A. K. LaRiccia1,2, T. W. Wolff1,2, M. O’Mara1, T. V. Nguyen1, J. Hill1, D. J. Magee4, R. Patel4, D. W. Hoenninger4, M. Spalding1,3 1Ohiohealth Grant Medical Center,Trauma And Acute Care Surgery,Columbus, OH, USA 2Ohiohealth Doctors Hospital,Surgery,Columbus, OH, USA 3Ohio University Heritage College of Osteopathic Medicine,Dublin, OH, USA 4Ohiohealth,Columbus Radiology,Columbus, OH, USA
Introduction: Blunt cerebrovascular injury (BCVI) occurs in 1-2% of all blunt trauma patients. Computed tomographic angiography of the neck (CTAn) has become commonplace for diagnosis and severity determination of BCVIs. Management often escalates with injury grade and inaccurate grading can lead to both under- and over-treatment of these injuries. Several studies have investigated the sensitivity of CTAn, however, there remains a lack in understanding the inter-reader reliability. In this study, we determine the extent of variability in BCVI grades among neuro-radiologist interpretation of CTAn in traumatically injured patients.
Methods: This was a retrospective review of trauma patients with a BCVI reported on initial CTAn imaging, admitted to an urban, Level I trauma center from January 2012 to December 2017. Patients were randomly assigned for CTAn re-evaluation by two of three blinded, independent neuro-radiologists. The evaluations were compared and the variability among the BCVI grades was measured using coefficient of unalikeability (u), which can quantify variability for categorical variables on a scale of 1-100 where the higher the value, the more unalike the data. Inter-reader reliability of the radiologists was calculated using weighted Cohen’s kappa (k).
Results: In total, 228 BCVIs in 217 patients were analyzed. Seventy-six (33%) involved the carotid vessels, 144 (63%) involved only vertebral vessels, and 8 (4%) involved both.

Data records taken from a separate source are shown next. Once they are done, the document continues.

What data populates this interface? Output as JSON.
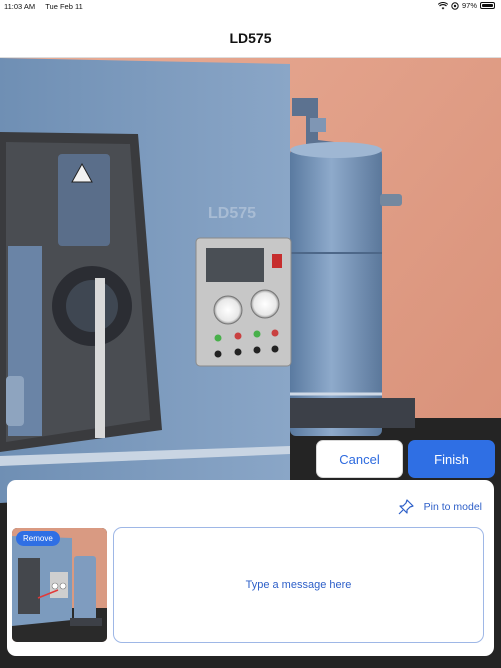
{
  "status_bar": {
    "time": "11:03 AM",
    "date": "Tue Feb 11",
    "battery": "97%",
    "battery_level": 0.97
  },
  "header": {
    "title": "LD575"
  },
  "scene": {
    "machine_label": "LD575"
  },
  "actions": {
    "cancel_label": "Cancel",
    "finish_label": "Finish"
  },
  "annotation": {
    "pin_label": "Pin to model",
    "remove_label": "Remove",
    "message_placeholder": "Type a message here"
  },
  "colors": {
    "accent": "#2f6fe4",
    "accent_text": "#2d5fc8",
    "wall": "#e8a48c",
    "machine": "#7c9bbe"
  },
  "icons": {
    "wifi": "wifi-icon",
    "location": "location-icon",
    "battery": "battery-icon",
    "pin": "pin-icon"
  }
}
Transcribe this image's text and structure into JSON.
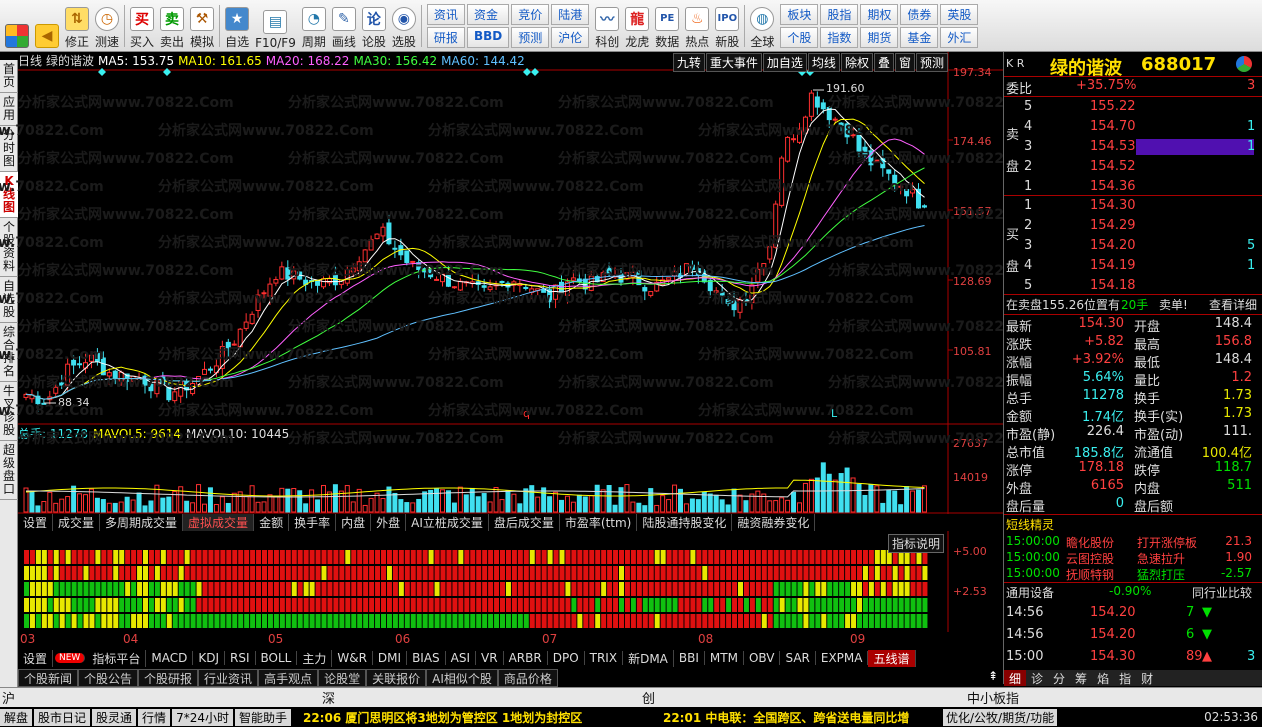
{
  "toolbar": {
    "left": [
      "修正",
      "测速",
      "买入",
      "卖出",
      "模拟",
      "自选",
      "F10/F9",
      "周期",
      "画线",
      "论股",
      "选股"
    ],
    "grid1": [
      "资讯",
      "资金",
      "竞价",
      "陆港",
      "研报",
      "BBD",
      "预测",
      "沪伦"
    ],
    "icons2": [
      "科创",
      "龙虎",
      "数据",
      "热点",
      "新股",
      "全球"
    ],
    "grid2": [
      "板块",
      "股指",
      "期权",
      "债券",
      "英股",
      "个股",
      "指数",
      "期货",
      "基金",
      "外汇"
    ]
  },
  "vtabs": [
    "首页",
    "应用",
    "分时图",
    "K线图",
    "个股资料",
    "自选股",
    "综合排名",
    "牛叉诊股",
    "超级盘口"
  ],
  "header": {
    "period": "日线",
    "stock": "绿的谐波",
    "ma5": "MA5: 153.75",
    "ma10": "MA10: 161.65",
    "ma20": "MA20: 168.22",
    "ma30": "MA30: 156.42",
    "ma60": "MA60: 144.42",
    "buttons": [
      "九转",
      "重大事件",
      "加自选",
      "均线",
      "除权",
      "叠",
      "窗",
      "预测"
    ]
  },
  "price_axis": [
    "197.34",
    "174.46",
    "151.57",
    "128.69",
    "105.81"
  ],
  "annotations": {
    "high": "191.60",
    "low": "88.34",
    "q": "q",
    "L": "L"
  },
  "volume": {
    "total": "总手: 11278",
    "v5": "MAVOL5: 9614",
    "v10": "MAVOL10: 10445",
    "axis": [
      "27637",
      "14019"
    ]
  },
  "ind_tabs": [
    "设置",
    "成交量",
    "多周期成交量",
    "虚拟成交量",
    "金额",
    "换手率",
    "内盘",
    "外盘",
    "AI立桩成交量",
    "盘后成交量",
    "市盈率(ttm)",
    "陆股通持股变化",
    "融资融券变化"
  ],
  "grid_panel": {
    "btn": "指标说明",
    "axis": [
      "+5.00",
      "+2.53"
    ]
  },
  "months": [
    "03",
    "04",
    "05",
    "06",
    "07",
    "08",
    "09"
  ],
  "bottom_tabs": [
    "设置",
    "NEW",
    "指标平台",
    "MACD",
    "KDJ",
    "RSI",
    "BOLL",
    "主力",
    "W&R",
    "DMI",
    "BIAS",
    "ASI",
    "VR",
    "ARBR",
    "DPO",
    "TRIX",
    "新DMA",
    "BBI",
    "MTM",
    "OBV",
    "SAR",
    "EXPMA",
    "五线谱"
  ],
  "news_tabs": [
    "个股新闻",
    "个股公告",
    "个股研报",
    "行业资讯",
    "高手观点",
    "论股堂",
    "关联报价",
    "AI相似个股",
    "商品价格"
  ],
  "rp": {
    "kr": "K R",
    "name": "绿的谐波",
    "code": "688017",
    "weibi_l": "委比",
    "weibi_v": "+35.75%",
    "weibi_n": "3",
    "sell": [
      [
        "5",
        "155.22",
        ""
      ],
      [
        "4",
        "154.70",
        "1"
      ],
      [
        "3",
        "154.53",
        "1"
      ],
      [
        "2",
        "154.52",
        ""
      ],
      [
        "1",
        "154.36",
        ""
      ]
    ],
    "buy": [
      [
        "1",
        "154.30",
        ""
      ],
      [
        "2",
        "154.29",
        ""
      ],
      [
        "3",
        "154.20",
        "5"
      ],
      [
        "4",
        "154.19",
        "1"
      ],
      [
        "5",
        "154.18",
        ""
      ]
    ],
    "sell_lbl": [
      "卖",
      "盘"
    ],
    "buy_lbl": [
      "买",
      "盘"
    ],
    "info": "在卖盘155.26位置有",
    "info_n": "20手",
    "info_b": "卖单!",
    "info_c": "查看详细",
    "stats": [
      [
        "最新",
        "154.30",
        "开盘",
        "148.4"
      ],
      [
        "涨跌",
        "+5.82",
        "最高",
        "156.8"
      ],
      [
        "涨幅",
        "+3.92%",
        "最低",
        "148.4"
      ],
      [
        "振幅",
        "5.64%",
        "量比",
        "1.2"
      ],
      [
        "总手",
        "11278",
        "换手",
        "1.73"
      ],
      [
        "金额",
        "1.74亿",
        "换手(实)",
        "1.73"
      ],
      [
        "市盈(静)",
        "226.4",
        "市盈(动)",
        "111."
      ],
      [
        "总市值",
        "185.8亿",
        "流通值",
        "100.4亿"
      ],
      [
        "涨停",
        "178.18",
        "跌停",
        "118.7"
      ],
      [
        "外盘",
        "6165",
        "内盘",
        "511"
      ],
      [
        "盘后量",
        "0",
        "盘后额",
        ""
      ]
    ],
    "sprite_title": "短线精灵",
    "sprite": [
      [
        "15:00:00",
        "瞻化股份",
        "打开涨停板",
        "21.3"
      ],
      [
        "15:00:00",
        "云图控股",
        "急速拉升",
        "1.90"
      ],
      [
        "15:00:00",
        "抚顺特钢",
        "猛烈打压",
        "-2.57"
      ]
    ],
    "sector": "通用设备",
    "sector_v": "-0.90%",
    "sector_r": "同行业比较",
    "ticks": [
      [
        "14:56",
        "154.20",
        "7"
      ],
      [
        "14:56",
        "154.20",
        "6"
      ],
      [
        "15:00",
        "154.30",
        "89"
      ]
    ],
    "ticks_n": "3",
    "tabs": [
      "细",
      "诊",
      "分",
      "筹",
      "焰",
      "指",
      "财"
    ]
  },
  "idx": {
    "sh": "沪",
    "sz": "深",
    "cy": "创",
    "zx": "中小板指"
  },
  "status": {
    "btns": [
      "解盘",
      "股市日记",
      "股灵通",
      "行情",
      "7*24小时",
      "智能助手"
    ],
    "news1": "22:06 厦门思明区将3地划为管控区 1地划为封控区",
    "news2": "22:01 中电联：全国跨区、跨省送电量同比增",
    "tail": "优化/公牧/期货/功能",
    "clock": "02:53:36"
  }
}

The initial grades consisted of 71 (31%) grade 1, 74 (32%) grade 2, 26 (11%) grade 3, 57 (25%) grade 4, and 0 grade 5. Interpretation variability was present in 93 (41%) of all BCVIs. Initial grade 1 injuries had the lowest occurrence of uniform consensus (u = 1) with a mean of 31% among all interpretations (see figure). Grade 4 injuries had the highest consensus (92%). Grade 2 and 3 injuries had a mean consensus of 63% and 61%, respectively. Total variability of grade interpretations (u = 100) occurred most frequently with grade 3 BCVIs (21%). No significant differences were found between carotid and vertebral injuries. Weighted Cohen’s k calculations had a mean of 0.07, indicating poor reader agreement. Treatment recommendations would have been affected in 30% of these patients, with the treatment scope downgraded in 22% and upgraded in 8%.

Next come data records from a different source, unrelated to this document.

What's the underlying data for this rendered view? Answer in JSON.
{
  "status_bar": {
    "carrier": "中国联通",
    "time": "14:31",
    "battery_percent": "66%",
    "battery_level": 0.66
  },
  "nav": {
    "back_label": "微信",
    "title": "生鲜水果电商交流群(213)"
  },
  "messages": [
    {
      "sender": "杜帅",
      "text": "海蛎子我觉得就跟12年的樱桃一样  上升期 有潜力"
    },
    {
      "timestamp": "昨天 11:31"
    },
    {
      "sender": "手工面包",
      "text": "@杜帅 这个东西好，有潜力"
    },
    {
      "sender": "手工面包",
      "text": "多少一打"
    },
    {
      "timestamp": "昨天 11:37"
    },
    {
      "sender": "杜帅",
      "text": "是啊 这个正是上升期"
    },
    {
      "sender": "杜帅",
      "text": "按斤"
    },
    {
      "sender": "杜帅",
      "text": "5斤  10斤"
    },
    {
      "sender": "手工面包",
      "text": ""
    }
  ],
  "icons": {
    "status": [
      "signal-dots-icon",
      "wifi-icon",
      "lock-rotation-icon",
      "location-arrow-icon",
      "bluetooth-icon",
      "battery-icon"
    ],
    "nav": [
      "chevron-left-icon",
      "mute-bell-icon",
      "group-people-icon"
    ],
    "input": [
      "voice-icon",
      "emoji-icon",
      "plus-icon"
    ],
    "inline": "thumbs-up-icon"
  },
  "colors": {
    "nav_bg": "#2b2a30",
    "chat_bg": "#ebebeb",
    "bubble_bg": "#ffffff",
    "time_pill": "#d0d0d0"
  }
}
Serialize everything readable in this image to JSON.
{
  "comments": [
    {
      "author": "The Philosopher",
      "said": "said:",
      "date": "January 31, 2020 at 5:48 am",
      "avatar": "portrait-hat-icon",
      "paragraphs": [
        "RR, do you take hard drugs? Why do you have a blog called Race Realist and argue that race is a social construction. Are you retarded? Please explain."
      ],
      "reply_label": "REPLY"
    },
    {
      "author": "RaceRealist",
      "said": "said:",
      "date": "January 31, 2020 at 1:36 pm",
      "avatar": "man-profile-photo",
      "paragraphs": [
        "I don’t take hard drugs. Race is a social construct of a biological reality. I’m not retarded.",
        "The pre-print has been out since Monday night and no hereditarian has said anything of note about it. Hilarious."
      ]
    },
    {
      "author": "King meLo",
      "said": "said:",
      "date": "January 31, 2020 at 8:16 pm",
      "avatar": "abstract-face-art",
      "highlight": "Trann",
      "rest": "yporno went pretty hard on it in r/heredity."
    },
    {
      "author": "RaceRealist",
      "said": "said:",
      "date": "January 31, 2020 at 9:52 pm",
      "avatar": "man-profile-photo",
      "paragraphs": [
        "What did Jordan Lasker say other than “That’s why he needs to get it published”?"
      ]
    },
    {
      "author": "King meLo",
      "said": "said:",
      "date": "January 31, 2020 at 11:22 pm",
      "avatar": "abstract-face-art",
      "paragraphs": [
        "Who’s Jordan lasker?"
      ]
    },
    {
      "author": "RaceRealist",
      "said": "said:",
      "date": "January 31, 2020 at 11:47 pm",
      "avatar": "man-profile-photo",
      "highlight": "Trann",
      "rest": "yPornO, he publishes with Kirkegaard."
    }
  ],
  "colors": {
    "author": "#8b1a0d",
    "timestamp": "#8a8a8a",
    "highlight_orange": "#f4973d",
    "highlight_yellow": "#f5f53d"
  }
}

Conclusion: Our study revealed BCVI variability of initial radiological grade interpretation in more than a third of patients and poor reader agreement. The reliability of CTAn interpretation of BCVI grades is not uniform, potentially leads to 8% under treatment and worse neurologic outcomes. Comparisons with variability in digital subtraction angiography may be beneficial to further understand the complexity of BVCI radiologic injury grading.